Radykalna zmiana w strategii, jaką jego rząd wprowadził pod koniec tygodnia, polega na odejściu od "selektywnej kwarantanny", którą wprowadzano i odwoływano w poszczególnych miastach, dzielnicach i regionach zależnie od rozwoju epidemii w kraju i która zdawała się dawać początkowo bardzo dobre wyniki.
Zastąpiono ją od soboty rano, rygorystyczną "całkowitą kwarantanną" w 38 dzielnicach prawie 7-milionowej stolicy kraju, Santiago de Chile. Rząd podjął taką decyzję po tym, gdy liczba zachorowań w mieście wzrosła w ciągu tygodnia z 1 tys. do około 2 tys. dziennie. Do soboty włącznie w Chile potwierdzono zakażenie koronowirusem u 41 428 osób, z czego zmarło 421 chorych.

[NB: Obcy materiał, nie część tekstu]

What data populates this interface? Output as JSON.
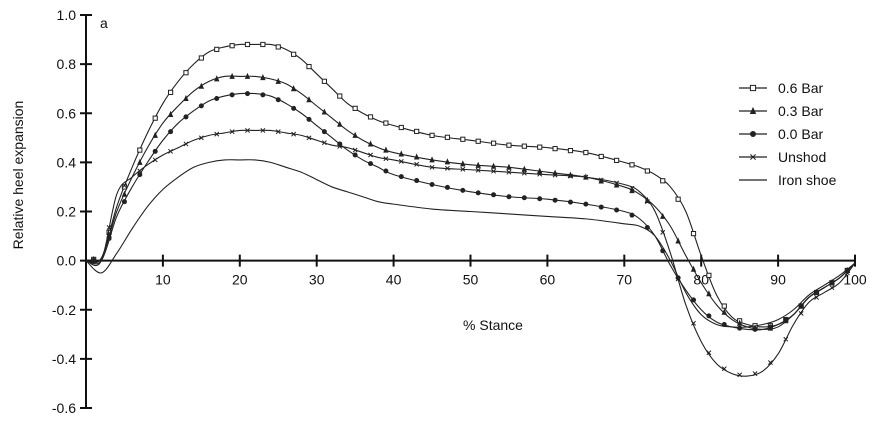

- To najtrudniejszy moment moich rządów - przytacza słowa prezydenta "La Tercera", relacjonując w niedzielnym wydaniu przebieg nadzwyczajnego posiedzenia rządu. - Jeśli będzie trzeba, wprowadzimy kwarantannę totalną nawet w całym kraju - dodał Pinera.
Porzucenie dotychczasowej strategii "selektywnej kwarantanny" nastąpiło w chwili, gdy Chile szykowało się w związku z nadchodzącą południowoamerykańską zimą do otwarcia szkół. Od poniedziałku planowano także zniesienie w niemal całym kraju ograniczeń w handlu i przywrócenie normalnej pracy urzędów.

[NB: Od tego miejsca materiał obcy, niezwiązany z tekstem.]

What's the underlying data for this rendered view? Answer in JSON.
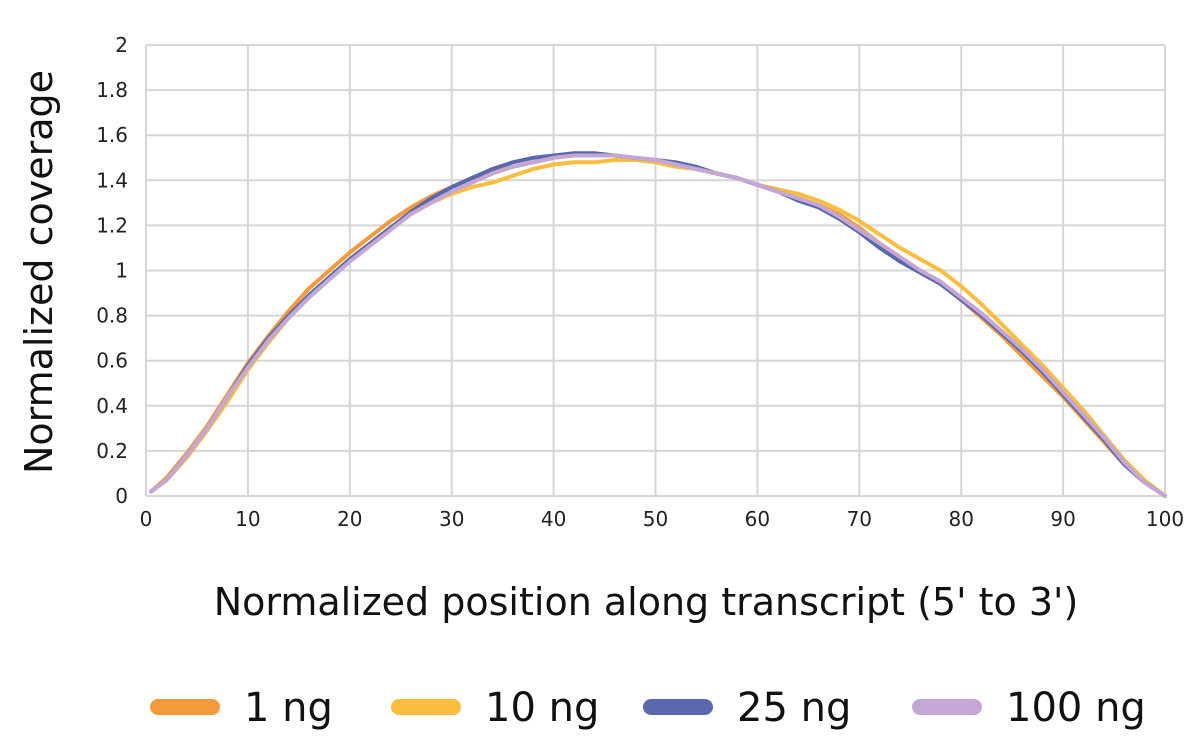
{
  "chart_data": {
    "type": "line",
    "title": "",
    "xlabel": "Normalized position along transcript (5' to 3')",
    "ylabel": "Normalized coverage",
    "xlim": [
      0,
      100
    ],
    "ylim": [
      0,
      2
    ],
    "xticks": [
      0,
      10,
      20,
      30,
      40,
      50,
      60,
      70,
      80,
      90,
      100
    ],
    "yticks": [
      0,
      0.2,
      0.4,
      0.6,
      0.8,
      1,
      1.2,
      1.4,
      1.6,
      1.8,
      2
    ],
    "ytick_labels": [
      "0",
      "0.2",
      "0.4",
      "0.6",
      "0.8",
      "1",
      "1.2",
      "1.4",
      "1.6",
      "1.8",
      "2"
    ],
    "grid": true,
    "legend_position": "bottom",
    "x": [
      0.5,
      2,
      4,
      6,
      8,
      10,
      12,
      14,
      16,
      18,
      20,
      22,
      24,
      26,
      28,
      30,
      32,
      34,
      36,
      38,
      40,
      42,
      44,
      46,
      48,
      50,
      52,
      54,
      56,
      58,
      60,
      62,
      64,
      66,
      68,
      70,
      72,
      74,
      76,
      78,
      80,
      82,
      84,
      86,
      88,
      90,
      92,
      94,
      96,
      98,
      100
    ],
    "series": [
      {
        "name": "1 ng",
        "color": "#f39a3a",
        "values": [
          0.02,
          0.08,
          0.19,
          0.31,
          0.45,
          0.59,
          0.71,
          0.82,
          0.92,
          1.0,
          1.08,
          1.15,
          1.22,
          1.28,
          1.33,
          1.37,
          1.41,
          1.44,
          1.46,
          1.48,
          1.5,
          1.51,
          1.51,
          1.51,
          1.5,
          1.49,
          1.47,
          1.45,
          1.43,
          1.41,
          1.38,
          1.35,
          1.32,
          1.29,
          1.25,
          1.19,
          1.12,
          1.05,
          0.99,
          0.94,
          0.87,
          0.79,
          0.71,
          0.62,
          0.53,
          0.44,
          0.34,
          0.24,
          0.14,
          0.06,
          0.0
        ]
      },
      {
        "name": "10 ng",
        "color": "#fbbd3d",
        "values": [
          0.02,
          0.07,
          0.17,
          0.29,
          0.42,
          0.56,
          0.68,
          0.79,
          0.89,
          0.97,
          1.05,
          1.12,
          1.19,
          1.25,
          1.3,
          1.34,
          1.37,
          1.39,
          1.42,
          1.45,
          1.47,
          1.48,
          1.48,
          1.49,
          1.49,
          1.48,
          1.46,
          1.45,
          1.43,
          1.41,
          1.38,
          1.36,
          1.34,
          1.31,
          1.27,
          1.22,
          1.16,
          1.1,
          1.05,
          1.0,
          0.93,
          0.85,
          0.76,
          0.67,
          0.58,
          0.48,
          0.38,
          0.27,
          0.16,
          0.07,
          0.0
        ]
      },
      {
        "name": "25 ng",
        "color": "#5a69ad",
        "values": [
          0.02,
          0.07,
          0.18,
          0.3,
          0.44,
          0.58,
          0.7,
          0.8,
          0.89,
          0.97,
          1.05,
          1.12,
          1.19,
          1.26,
          1.32,
          1.37,
          1.41,
          1.45,
          1.48,
          1.5,
          1.51,
          1.52,
          1.52,
          1.51,
          1.5,
          1.49,
          1.48,
          1.46,
          1.43,
          1.41,
          1.38,
          1.35,
          1.31,
          1.28,
          1.23,
          1.17,
          1.1,
          1.04,
          0.99,
          0.94,
          0.87,
          0.8,
          0.72,
          0.64,
          0.55,
          0.45,
          0.35,
          0.25,
          0.14,
          0.06,
          0.0
        ]
      },
      {
        "name": "100 ng",
        "color": "#c4a7d4",
        "values": [
          0.02,
          0.07,
          0.18,
          0.3,
          0.44,
          0.57,
          0.69,
          0.79,
          0.88,
          0.96,
          1.04,
          1.11,
          1.18,
          1.25,
          1.3,
          1.35,
          1.39,
          1.43,
          1.46,
          1.48,
          1.5,
          1.51,
          1.51,
          1.51,
          1.5,
          1.49,
          1.47,
          1.45,
          1.43,
          1.41,
          1.38,
          1.35,
          1.32,
          1.29,
          1.24,
          1.18,
          1.12,
          1.06,
          1.0,
          0.95,
          0.88,
          0.81,
          0.73,
          0.65,
          0.56,
          0.46,
          0.36,
          0.26,
          0.15,
          0.06,
          0.0
        ]
      }
    ]
  }
}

Tysiące policjantów czuwa w nocy
Jak przyznała sekretarz stanu w rządzie prezydenta, Karla Rubilar, "wcześniejsza zapowiedź powrotu do nowej normalności nie została dobrze przyjęta w Chile". Społeczeństwo - powiedziała - sądzi bowiem, że rząd nie powinien stosować tej samej strategii walki z koronawirusem wobec zamożnych dzielnic miast i tych uboższych, bardziej narażonych na atak epidemii.
Rozwój wydarzeń w ciągu ostatniego tygodnia całkowicie potwierdził te obawy. Nad przestrzeganiem nocnej godziny policyjnej i drastycznych ograniczeń w ruchu na ulicach stolicy Chile czuwa od soboty 8 tys. policjantów i żandarmów.